I was impressed that Boyd delves a little into Bond's past. According to the intro, Fleming's timeline places this story in the 1960s and shows that Bond fought in WWII, which is quite a fascinating detail about the character that is explored a little in the opening chapters. I wished by the end that Boyd had continued to examine this part of Bond's character.
Where the novel loses points is on the overall story, which is adequate, but there isn't enough happening to justify the word count and the second half felt like a slog. The plot is appropriately twisty but sadly not very interesting, although it ticks all the Bond boxes: sexy girls with funny names, gadgets, globetrotting, physically deformed villain, political intrigue, etc.. In this sense it's same-old, but probably what you were expecting from a Bond novel. Something is sadly missing though and I wished the book was a little more compact.
I much preferred 'Devil May Care', but haven't yet read 'Carte Blanche' or the latest from Anthony Horowitz (!?).
Worth a dabble if you're a big fan of either Bond or Boyd, but a generally average read.
Author of 'Half Discovered Wings'
and 'The Gun of Our Maker'
on 12 December 2014
I was looking forward to this book having read the gushing Press reviews and having read all of Fleming's books several years ago. Sadly it's a bit of a mess and not terribly well written either. If I didn't know it was written by William Boyd,and Restless is one of my favourite books,I'd have thought it was a half decent effort by a half decent author and ,sex scenes aside,possibly aimed at the Teen market.
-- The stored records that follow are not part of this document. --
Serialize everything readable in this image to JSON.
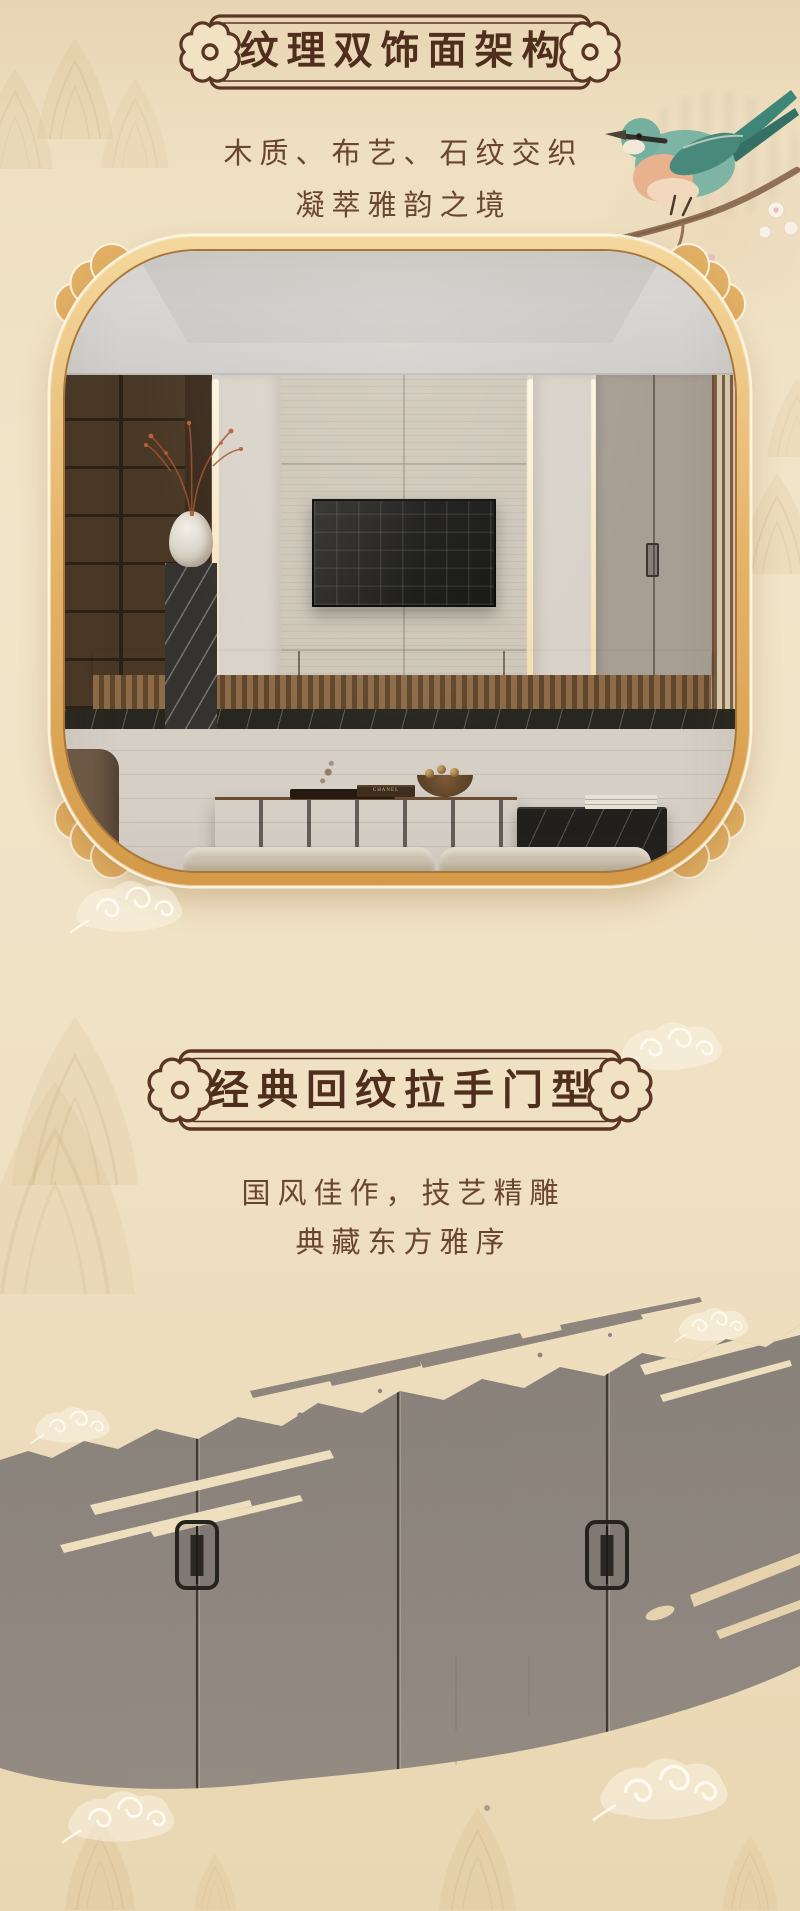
{
  "page": {
    "width": 800,
    "height": 1911,
    "background_color": "#f0e2c5",
    "ink_color": "#4f2e1d",
    "gold_frame_color": "#e7b66c",
    "cabinet_door_color": "#8e867e"
  },
  "section1": {
    "title": "纹理双饰面架构",
    "subtitle_line1": "木质、布艺、石纹交织",
    "subtitle_line2": "凝萃雅韵之境"
  },
  "section2": {
    "title": "经典回纹拉手门型",
    "subtitle_line1": "国风佳作，技艺精雕",
    "subtitle_line2": "典藏东方雅序"
  },
  "living_room": {
    "book_label": "CHANEL"
  },
  "decor": {
    "badge_ornament_icon": "cloud-medallion-with-ring",
    "bird_icon": "bird-on-blossom-branch",
    "cloud_icon": "spiral-cloud-motif",
    "mountain_icon": "misty-mountain-wash",
    "brush_icon": "ink-brush-swash"
  }
}
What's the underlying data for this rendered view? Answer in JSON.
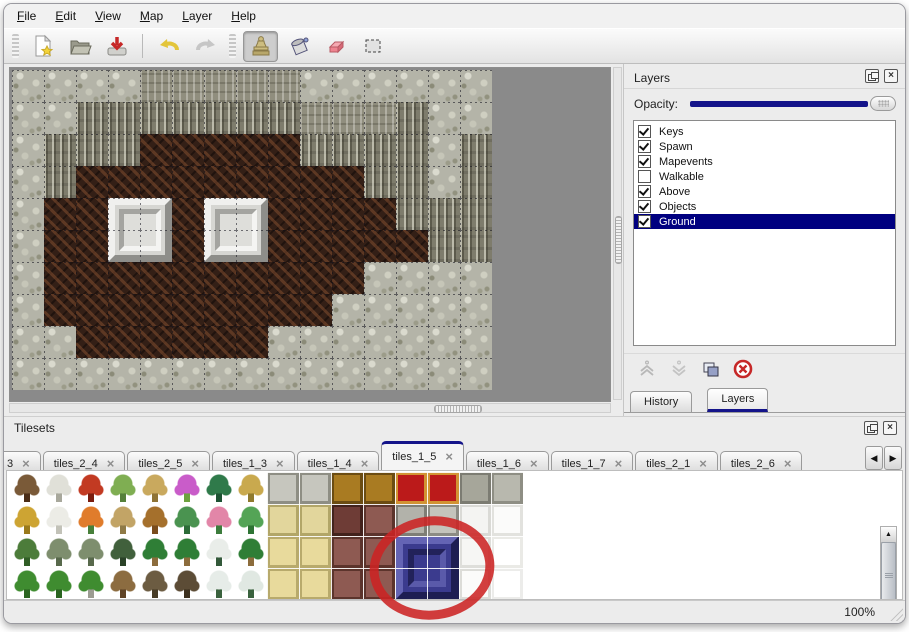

Boyd's Bond hardly comes across as anyone British Intelligence would be remotely interested in,rather dim in fact,and the plot is full of "you can't be serious" incidents. I work in a factory putting things into boxes,I could see things writ large that bumbling Bond didn't appear to be capable of noticing. Possibly my talents are wasted and I should contact MI5 with a view to recruitment,more likely Boyd has got it badly wrong and had Rowan Atkinson's painfully unfunny Johnny English character in his mind rather than James Bond.
As a light read plenty will enjoy Solo,I found it pretty poor,not least having read the original Bond books.Anyone who is thinking of buying this would be better advised to begin reading the Fleming books. Anyone who has read those and enjoyed them but not yet read the original Robert Ludlum Bourne series will probably really enjoy those as well.
on 28 October 2014
I'd seen some negative reviews of this book, which initially put me off reading it. Well, I'm glad I made the me to read this solid little novel.
It's a "sort of" Bond, as he's now in his forties, wants to replace his Bentley with a Jensen, and looks like he wants to settle down. Nevertheless, the author his done his homework and has produced a decent follow up to the series.
Anyway, I enjoyed the story, which was evident by the speed I read it.
on 13 May 2014
This is a far better book than Seb Faulks hammy pastiche of 2009. It has a grittiness and authenticity all of its own. Just as Boyd is a better writer, this is a superior effort, up there with Fleming's best. Why?
For a start, this character is more like Bond - he is violent, sexy, intelligent and a few steps ahead of most people. When he fails he fails spectacularly. The story is about deception - Bond thinks he is helping stop a civil war, in Africa but ends up in the middle of it, helping the wrong side. He is taken in by an African seductress, in true Bond fashion, helps a typically ruthless Bond henchman called Kobus Breed, and ends up on the winning side by going 'solo' to get his revenge. It avoids a lot of Bond cliché's whilst embracing them. at the same time.
I am happy that Boyd took this on. He is one modern Brit writer I always read, and this is more than pastiche. It is an addition to the Bond cannon - and moves it forwards.